I would prefer a keep_variables argument over a drop_variables argument (similar to this https://github.com/pydata/xarray/issues/1754).
I don't really have a strong opinion about this, but I do think there will be pros and cons however we handle it.
@maxrjones We had a bit of conversation around this while at CNG. @TomNicholas made the great point that (please correct me if I'm paraphrasing incorrectly here Tom), that most Virtualizarr users will likely be more accustomed to lower level details than a typical Xarray user. With that in mind I think we can extend the suggestion from Tom's comment to pass more explicit arguments a bit further.
@TomNicholas example shows using a reader and a uri string, but as we've encountered over the past few weeks, managing the logic to configure obstore store instances with internal logic can be a lot to manage. This complication would likely increase once users also need local caching and custom obstore credential providers. With this in mind I think it might be a good approach to have open_virtual_dataset use an explicit obstore ReadableFile as an argument and defer all of the store instantiation and file uri determination to the user leaving us with
from typing import Callable, TypeAlias
from obstore import ReadableFile
from virtualizarr.manifests import ManifestStore
T_VirtualReader: TypeAlias = Callable[[str], ManifestStore]
def open_virtual_dataset(
file: ReadableFile,
reader: str | T_VirtualReader = None,
) -> xr.Dataset:
We can then expand the documentation (or where possible point to improved obstore docs) to show some common usage patterns for
- Instantiating an
obstoreand usingfrom_url. - Reading from remote object storage into an in-memory or local disk cache prior to using the VirtualReader by using
obstore.LocalStoreorobstore.MemoryStore.
Though this will require a bit more up front work from users I think it provides us a better separation of concerns and we can defer any issues obstore construction upstream to @kylebarron for review 😆 .
If no one has any objections I'll try to kick off a P.R this week to close https://github.com/zarr-developers/VirtualiZarr/issues/498 using this approach.
@sharkinsspatial thank you for the summary of the CNG discussions! I generally approve of moving towards more user-defined behavior. There are components of your example that do not make sense to me yet.
An example of Callable[str] in the T_VirtualReader type alias would be the HDF reader, right? Why is this interchangeable with a ManifestStore? a file-specific backend and a ManifestStore serve two different purposes.
ManifestStore requires the get_range_async method for loading variables, which is not available via a ReadableFile. How would we go from a ReadableFile to a ManifestStore? Is @kylebarron planning to add a public store property to the ReadableFile class in obstore?

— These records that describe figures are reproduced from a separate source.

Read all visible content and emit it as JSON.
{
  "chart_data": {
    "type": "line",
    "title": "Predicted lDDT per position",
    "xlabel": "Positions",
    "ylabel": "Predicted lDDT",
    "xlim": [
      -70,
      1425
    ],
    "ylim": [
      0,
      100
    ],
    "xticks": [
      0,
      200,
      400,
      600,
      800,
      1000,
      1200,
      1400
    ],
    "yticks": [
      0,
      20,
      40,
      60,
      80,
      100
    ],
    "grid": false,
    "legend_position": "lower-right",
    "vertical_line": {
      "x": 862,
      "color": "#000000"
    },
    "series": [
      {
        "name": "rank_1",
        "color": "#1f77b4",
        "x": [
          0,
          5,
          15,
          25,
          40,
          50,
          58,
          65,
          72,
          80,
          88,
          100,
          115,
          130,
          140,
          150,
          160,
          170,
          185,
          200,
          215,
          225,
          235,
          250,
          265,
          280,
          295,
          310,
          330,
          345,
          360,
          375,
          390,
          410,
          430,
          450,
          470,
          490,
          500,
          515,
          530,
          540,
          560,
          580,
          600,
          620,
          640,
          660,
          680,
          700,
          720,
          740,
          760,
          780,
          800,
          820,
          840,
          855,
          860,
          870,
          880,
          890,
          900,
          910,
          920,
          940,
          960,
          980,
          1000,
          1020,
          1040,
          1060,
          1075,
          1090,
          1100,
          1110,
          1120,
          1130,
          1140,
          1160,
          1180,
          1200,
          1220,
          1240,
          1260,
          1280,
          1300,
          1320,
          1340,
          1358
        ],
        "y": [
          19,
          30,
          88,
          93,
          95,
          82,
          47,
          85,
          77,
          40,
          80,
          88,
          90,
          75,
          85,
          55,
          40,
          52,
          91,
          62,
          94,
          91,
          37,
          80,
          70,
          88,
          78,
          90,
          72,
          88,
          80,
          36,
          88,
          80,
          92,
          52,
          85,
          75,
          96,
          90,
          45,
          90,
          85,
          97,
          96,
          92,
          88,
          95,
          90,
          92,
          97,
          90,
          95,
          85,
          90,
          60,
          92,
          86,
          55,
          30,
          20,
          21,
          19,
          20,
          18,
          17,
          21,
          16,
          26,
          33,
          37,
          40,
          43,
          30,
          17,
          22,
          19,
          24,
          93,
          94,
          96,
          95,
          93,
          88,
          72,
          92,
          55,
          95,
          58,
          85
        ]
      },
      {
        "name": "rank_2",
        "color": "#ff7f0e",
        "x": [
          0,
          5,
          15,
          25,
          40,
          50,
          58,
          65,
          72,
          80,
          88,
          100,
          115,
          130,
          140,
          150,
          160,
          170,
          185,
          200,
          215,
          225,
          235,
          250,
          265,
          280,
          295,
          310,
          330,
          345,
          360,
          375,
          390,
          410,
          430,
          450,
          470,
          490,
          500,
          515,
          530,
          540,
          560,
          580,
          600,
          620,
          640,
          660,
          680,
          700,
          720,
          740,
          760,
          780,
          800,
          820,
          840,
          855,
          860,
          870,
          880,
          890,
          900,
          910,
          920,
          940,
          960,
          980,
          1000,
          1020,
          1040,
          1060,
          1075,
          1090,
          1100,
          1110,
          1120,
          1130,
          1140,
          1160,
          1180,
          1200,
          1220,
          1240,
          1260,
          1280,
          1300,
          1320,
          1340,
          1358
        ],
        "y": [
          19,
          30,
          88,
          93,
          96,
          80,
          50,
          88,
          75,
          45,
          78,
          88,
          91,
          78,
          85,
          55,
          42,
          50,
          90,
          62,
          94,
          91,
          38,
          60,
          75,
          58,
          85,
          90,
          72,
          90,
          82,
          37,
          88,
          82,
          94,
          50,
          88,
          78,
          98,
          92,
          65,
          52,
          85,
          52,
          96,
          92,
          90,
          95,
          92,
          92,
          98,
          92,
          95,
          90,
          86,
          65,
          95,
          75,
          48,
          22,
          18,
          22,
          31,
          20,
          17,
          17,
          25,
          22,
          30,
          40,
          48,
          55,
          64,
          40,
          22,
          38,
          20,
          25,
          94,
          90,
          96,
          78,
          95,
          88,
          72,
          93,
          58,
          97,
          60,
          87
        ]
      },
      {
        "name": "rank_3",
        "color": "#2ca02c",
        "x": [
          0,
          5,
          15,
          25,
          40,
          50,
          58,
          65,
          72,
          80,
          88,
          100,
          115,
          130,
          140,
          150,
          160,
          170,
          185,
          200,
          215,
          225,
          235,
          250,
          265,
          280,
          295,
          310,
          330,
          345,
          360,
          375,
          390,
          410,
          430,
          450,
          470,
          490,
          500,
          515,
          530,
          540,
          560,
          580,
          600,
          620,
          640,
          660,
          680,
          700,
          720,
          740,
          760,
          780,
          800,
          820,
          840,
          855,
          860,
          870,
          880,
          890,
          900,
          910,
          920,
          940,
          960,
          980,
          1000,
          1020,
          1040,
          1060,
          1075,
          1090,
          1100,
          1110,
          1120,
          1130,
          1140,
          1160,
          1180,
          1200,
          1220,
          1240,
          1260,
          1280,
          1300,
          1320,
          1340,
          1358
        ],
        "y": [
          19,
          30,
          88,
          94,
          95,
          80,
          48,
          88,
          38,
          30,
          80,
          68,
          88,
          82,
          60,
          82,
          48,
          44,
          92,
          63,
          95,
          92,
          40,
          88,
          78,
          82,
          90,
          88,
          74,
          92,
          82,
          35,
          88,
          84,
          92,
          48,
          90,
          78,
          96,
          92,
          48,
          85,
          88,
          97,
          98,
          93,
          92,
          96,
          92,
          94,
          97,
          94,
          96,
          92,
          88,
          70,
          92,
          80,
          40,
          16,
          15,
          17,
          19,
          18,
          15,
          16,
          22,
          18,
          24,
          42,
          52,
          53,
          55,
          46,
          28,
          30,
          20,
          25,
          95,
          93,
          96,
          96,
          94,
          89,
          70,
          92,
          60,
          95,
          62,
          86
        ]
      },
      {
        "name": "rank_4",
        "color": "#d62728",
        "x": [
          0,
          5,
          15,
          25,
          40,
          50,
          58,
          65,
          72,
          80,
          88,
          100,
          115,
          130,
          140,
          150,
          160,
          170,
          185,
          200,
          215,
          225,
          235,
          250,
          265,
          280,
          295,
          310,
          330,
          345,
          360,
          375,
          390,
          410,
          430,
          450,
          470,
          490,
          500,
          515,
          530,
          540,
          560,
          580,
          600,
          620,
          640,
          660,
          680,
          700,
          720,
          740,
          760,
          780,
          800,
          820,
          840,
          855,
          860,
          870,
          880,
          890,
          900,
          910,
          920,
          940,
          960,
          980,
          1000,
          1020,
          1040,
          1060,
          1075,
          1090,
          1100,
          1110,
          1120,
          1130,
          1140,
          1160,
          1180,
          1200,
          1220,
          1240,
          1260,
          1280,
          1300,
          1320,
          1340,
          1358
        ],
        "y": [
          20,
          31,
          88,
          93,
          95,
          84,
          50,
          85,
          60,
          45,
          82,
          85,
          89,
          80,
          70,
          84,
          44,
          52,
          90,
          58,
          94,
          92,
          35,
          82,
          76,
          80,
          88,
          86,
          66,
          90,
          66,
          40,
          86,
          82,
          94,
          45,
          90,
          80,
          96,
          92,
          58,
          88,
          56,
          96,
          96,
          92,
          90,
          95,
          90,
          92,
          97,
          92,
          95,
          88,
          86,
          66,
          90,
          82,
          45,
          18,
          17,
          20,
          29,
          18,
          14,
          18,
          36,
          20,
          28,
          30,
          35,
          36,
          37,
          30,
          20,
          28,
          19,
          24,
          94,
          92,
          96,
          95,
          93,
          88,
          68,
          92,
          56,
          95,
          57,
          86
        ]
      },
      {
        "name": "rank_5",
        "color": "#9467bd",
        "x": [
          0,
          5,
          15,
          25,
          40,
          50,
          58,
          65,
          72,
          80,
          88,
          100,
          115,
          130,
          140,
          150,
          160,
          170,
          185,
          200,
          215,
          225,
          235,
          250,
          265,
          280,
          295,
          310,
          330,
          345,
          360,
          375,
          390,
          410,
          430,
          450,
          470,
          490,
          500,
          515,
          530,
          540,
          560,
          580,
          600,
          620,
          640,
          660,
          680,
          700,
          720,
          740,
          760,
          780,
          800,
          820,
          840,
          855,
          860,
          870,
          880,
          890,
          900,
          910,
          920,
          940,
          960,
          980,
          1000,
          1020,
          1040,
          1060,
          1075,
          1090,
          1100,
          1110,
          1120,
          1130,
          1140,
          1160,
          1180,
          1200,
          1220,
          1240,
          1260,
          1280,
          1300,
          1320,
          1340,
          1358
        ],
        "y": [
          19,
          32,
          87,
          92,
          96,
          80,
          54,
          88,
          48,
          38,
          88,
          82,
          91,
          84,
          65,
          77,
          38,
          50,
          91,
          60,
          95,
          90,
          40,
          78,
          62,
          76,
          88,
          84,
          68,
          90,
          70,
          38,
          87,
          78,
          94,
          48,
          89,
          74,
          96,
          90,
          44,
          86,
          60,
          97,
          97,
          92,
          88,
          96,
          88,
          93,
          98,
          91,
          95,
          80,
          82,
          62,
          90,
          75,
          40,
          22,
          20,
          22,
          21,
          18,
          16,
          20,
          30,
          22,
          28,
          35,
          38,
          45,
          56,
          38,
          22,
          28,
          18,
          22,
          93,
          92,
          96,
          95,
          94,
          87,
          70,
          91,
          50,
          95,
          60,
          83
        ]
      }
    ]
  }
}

@sharkinsspatial @TomNicholas I think I understand your proposal now, but think there's a couple minor changes required for it to work with ManifestStore. I updated https://github.com/zarr-developers/VirtualiZarr/pull/568 with a new proposal if you'd be willing to take a look.
open_virtual_datasetuse an explicitobstoreReadableFile
Why do you want to work with ReadableFile? It would be better to work with the raw obstore calls. ReadableFile will only be buffered as long as you don't seek. Whenever you seek the internal buffer is discarded I think.
Why do you want to work with ReadableFile? It would be better to work with the raw obstore calls.
I'm struggling to imagine what that would look like in this context - could you elaborate? Conceptually a virtualizarr reader accepts a file, obstore/spec is just needed to allow us to access the file remotely / cache it.